Additional Ingredients:
Butter: 10g; Powdered sugar: 20g; Mango: 1.
Toppings:
Whipped cream: as needed; Chocolate sauce: as needed; Powdered sugar: (for decoration) as needed.
Flavor: Creamy; Technique: Pan-fried; Time: Ten minutes; Difficulty: Easy.
Detailed Steps for Making Orange Mango Crepes
Crack an egg into a mixing bowl and add 20g of powdered sugar.
Whisk until well combined.
Add room temperature milk and fresh orange juice, mix well.
Sift in the low-gluten flour.
Use a spatula to mix the flour into the egg-milk mixture evenly.
Add melted butter.
Mix the butter with the egg-milk mixture, then refrigerate for 30 minutes.
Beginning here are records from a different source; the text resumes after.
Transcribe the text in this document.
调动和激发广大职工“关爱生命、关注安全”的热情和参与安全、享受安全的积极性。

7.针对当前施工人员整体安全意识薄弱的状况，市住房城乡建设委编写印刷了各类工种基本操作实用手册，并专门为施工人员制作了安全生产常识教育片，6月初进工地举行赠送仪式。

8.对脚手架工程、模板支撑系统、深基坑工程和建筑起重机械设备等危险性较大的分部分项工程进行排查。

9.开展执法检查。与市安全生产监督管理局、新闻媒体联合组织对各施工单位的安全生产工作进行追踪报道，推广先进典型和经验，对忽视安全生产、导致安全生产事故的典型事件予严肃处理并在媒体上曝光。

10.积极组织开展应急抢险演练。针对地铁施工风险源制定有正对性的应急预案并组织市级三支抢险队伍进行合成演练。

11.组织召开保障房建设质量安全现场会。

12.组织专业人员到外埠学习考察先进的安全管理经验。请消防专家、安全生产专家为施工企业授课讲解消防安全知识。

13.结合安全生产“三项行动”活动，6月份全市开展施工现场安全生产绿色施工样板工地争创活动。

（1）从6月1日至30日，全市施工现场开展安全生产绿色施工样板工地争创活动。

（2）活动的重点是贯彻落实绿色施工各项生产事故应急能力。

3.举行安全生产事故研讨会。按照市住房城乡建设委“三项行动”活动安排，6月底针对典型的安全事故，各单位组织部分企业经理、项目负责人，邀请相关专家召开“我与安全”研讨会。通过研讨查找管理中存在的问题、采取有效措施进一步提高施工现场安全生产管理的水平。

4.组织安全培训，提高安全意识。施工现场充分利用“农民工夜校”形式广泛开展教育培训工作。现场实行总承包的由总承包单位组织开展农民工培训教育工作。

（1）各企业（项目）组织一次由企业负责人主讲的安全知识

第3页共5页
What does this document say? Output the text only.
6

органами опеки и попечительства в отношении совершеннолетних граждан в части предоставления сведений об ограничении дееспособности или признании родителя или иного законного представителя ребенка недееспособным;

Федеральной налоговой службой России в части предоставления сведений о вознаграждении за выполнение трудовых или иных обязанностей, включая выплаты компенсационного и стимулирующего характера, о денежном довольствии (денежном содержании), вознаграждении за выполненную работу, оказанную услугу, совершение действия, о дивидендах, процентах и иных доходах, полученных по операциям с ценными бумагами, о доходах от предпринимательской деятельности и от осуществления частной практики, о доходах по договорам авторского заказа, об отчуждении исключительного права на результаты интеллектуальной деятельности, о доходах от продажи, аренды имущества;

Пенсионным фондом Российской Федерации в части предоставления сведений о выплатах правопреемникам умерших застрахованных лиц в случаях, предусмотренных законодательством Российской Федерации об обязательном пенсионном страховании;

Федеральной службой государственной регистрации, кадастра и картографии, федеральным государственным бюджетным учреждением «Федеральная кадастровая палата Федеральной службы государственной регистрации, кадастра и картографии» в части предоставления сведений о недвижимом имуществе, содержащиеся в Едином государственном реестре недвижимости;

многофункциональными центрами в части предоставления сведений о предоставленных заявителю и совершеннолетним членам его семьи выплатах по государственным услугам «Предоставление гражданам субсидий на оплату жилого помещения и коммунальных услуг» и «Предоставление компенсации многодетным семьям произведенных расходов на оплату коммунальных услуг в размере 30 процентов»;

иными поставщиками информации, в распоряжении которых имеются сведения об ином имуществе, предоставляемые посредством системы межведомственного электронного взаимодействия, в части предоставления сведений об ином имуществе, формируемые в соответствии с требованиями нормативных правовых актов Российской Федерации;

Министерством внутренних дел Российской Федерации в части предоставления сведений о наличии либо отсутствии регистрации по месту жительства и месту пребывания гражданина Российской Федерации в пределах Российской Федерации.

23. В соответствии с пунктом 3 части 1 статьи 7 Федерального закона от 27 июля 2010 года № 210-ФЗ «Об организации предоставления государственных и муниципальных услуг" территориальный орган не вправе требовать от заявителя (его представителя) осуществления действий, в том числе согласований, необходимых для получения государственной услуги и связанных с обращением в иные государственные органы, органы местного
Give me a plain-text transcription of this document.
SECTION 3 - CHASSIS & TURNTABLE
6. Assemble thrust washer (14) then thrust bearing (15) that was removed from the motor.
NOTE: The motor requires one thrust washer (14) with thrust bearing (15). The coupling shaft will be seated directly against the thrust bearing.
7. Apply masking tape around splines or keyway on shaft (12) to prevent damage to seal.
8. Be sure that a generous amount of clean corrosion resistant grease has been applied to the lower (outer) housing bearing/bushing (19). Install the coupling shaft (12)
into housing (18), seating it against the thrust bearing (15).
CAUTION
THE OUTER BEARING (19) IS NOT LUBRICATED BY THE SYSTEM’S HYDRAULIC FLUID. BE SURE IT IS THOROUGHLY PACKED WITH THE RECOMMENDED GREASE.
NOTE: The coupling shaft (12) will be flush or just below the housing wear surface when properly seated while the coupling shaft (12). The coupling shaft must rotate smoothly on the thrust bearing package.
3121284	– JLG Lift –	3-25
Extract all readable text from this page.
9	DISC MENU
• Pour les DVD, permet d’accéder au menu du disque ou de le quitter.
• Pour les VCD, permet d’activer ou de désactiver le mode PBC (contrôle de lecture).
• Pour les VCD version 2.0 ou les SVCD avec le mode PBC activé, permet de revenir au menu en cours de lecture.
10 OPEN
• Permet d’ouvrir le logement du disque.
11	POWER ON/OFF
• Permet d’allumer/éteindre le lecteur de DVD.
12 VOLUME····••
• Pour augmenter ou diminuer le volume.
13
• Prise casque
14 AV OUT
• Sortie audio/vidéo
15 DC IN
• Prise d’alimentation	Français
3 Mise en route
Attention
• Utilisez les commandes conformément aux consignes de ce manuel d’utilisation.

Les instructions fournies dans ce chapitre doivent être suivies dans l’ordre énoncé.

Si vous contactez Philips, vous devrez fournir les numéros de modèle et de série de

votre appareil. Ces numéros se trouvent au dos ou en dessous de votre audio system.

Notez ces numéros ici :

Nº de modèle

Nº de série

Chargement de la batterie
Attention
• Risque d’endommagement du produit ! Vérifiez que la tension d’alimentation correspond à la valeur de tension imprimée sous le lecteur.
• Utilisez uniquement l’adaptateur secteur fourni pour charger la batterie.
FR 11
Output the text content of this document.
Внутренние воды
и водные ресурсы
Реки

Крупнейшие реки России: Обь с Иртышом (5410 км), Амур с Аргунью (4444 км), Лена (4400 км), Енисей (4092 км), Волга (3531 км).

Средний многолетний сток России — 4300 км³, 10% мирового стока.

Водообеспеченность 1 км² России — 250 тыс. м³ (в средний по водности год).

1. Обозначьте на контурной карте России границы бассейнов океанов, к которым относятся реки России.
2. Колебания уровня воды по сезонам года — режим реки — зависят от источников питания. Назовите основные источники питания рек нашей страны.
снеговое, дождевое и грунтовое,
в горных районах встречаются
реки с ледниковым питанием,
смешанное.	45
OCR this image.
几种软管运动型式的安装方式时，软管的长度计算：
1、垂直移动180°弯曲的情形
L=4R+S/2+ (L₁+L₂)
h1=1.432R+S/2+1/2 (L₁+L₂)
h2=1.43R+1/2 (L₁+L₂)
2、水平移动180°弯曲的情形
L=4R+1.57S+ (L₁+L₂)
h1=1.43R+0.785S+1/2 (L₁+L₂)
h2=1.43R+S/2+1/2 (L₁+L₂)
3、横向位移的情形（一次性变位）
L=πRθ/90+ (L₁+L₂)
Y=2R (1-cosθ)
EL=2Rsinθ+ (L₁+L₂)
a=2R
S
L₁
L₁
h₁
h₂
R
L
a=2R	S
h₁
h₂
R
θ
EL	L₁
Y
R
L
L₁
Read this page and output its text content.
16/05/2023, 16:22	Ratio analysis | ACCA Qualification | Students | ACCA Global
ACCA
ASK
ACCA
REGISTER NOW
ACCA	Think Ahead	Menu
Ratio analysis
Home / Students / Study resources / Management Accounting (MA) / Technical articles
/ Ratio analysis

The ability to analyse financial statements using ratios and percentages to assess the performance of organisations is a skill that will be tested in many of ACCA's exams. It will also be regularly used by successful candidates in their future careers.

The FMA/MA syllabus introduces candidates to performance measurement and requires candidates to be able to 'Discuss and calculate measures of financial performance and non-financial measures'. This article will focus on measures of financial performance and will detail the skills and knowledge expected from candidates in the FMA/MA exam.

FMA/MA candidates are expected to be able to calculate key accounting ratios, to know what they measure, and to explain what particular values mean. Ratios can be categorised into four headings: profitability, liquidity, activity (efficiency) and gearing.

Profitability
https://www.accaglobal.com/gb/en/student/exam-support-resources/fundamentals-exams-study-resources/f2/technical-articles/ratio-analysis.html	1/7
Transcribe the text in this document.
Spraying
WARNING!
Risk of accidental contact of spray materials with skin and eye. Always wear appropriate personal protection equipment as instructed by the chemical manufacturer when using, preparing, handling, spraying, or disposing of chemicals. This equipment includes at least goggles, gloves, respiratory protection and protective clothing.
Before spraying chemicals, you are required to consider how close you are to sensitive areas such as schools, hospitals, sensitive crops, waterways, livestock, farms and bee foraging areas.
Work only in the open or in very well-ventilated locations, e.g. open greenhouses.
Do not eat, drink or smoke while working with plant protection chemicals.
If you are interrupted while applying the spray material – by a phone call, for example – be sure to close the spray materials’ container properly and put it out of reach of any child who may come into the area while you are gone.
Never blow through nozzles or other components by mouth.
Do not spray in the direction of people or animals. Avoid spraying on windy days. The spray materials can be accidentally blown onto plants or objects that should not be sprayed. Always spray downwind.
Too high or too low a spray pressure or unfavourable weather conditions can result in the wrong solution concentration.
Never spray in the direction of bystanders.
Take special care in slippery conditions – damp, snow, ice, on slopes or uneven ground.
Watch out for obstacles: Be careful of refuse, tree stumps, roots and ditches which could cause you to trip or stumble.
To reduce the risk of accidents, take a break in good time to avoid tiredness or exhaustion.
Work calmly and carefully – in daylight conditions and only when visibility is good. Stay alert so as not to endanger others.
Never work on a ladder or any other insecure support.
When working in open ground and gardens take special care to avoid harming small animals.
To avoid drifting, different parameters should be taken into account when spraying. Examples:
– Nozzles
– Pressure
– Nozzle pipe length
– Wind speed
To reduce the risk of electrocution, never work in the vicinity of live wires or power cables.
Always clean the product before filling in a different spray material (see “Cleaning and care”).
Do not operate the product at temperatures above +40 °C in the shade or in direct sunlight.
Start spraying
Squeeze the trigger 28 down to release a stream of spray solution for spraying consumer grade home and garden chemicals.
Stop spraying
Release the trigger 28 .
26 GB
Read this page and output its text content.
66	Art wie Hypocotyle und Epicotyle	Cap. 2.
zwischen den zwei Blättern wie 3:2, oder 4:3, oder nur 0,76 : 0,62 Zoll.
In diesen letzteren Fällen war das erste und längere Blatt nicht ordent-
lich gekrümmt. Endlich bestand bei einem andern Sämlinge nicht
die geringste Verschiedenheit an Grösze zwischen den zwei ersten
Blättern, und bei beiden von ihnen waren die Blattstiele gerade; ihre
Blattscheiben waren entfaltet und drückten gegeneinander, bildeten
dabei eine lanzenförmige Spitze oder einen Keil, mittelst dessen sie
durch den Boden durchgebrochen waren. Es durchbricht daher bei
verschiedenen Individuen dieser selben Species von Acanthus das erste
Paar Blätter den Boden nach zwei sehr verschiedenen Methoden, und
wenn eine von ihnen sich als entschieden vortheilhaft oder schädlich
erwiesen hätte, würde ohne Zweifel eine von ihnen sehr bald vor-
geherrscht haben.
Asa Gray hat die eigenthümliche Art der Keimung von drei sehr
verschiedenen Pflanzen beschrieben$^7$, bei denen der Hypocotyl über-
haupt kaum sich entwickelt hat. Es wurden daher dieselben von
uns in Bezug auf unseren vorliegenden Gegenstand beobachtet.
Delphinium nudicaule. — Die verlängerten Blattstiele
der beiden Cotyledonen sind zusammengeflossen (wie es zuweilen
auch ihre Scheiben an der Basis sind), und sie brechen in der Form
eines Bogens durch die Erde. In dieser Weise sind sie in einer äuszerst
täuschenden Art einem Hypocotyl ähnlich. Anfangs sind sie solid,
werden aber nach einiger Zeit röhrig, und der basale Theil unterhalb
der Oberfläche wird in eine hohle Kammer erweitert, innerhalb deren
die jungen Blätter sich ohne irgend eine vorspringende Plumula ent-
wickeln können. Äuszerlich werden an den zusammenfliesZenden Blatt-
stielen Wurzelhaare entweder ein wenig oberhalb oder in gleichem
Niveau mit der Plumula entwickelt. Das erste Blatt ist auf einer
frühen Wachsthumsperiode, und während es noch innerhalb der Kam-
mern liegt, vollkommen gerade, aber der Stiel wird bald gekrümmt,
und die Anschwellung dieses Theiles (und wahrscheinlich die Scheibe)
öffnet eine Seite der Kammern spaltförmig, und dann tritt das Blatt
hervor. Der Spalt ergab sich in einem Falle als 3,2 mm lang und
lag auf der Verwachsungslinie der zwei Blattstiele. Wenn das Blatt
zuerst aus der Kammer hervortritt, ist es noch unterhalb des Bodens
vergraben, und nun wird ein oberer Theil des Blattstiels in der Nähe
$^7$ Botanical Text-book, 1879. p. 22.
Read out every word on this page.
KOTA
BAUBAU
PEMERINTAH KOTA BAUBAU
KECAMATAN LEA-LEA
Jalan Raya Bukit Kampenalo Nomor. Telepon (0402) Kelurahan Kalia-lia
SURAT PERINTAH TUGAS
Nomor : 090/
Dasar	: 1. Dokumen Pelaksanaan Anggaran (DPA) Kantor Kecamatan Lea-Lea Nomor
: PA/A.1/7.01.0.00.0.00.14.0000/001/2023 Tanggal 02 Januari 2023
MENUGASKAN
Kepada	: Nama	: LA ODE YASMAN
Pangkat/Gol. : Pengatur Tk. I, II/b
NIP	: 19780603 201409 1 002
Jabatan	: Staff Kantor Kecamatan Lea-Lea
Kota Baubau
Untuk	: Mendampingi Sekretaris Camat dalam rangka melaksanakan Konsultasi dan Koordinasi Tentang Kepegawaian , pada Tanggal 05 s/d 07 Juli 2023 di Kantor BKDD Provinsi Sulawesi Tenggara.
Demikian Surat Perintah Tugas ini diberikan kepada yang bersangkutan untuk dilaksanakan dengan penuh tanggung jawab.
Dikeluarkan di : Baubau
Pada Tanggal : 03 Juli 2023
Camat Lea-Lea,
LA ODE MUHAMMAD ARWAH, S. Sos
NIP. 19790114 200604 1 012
After 30 minutes, strain the batter and slightly heat a non-stick pan. Spoon a ladle of batter into the pan and cook over low heat until the batter sets. Cook only one side of the crepe, no need to flip.
Once the crepe is cooked, set it aside to cool. Cut the mango into strips. Whip the cream. Place a crepe with the cooked side up, add a bit of whipped cream, place the mango strips, then add another layer of whipped cream on top of the mango strips.
Fold the sides of the crepe over.
Then fold the top and bottom sides of the crepe.
Seal the crepe with the seam side down, refrigerate to cool. The crepe will taste even better after cooling.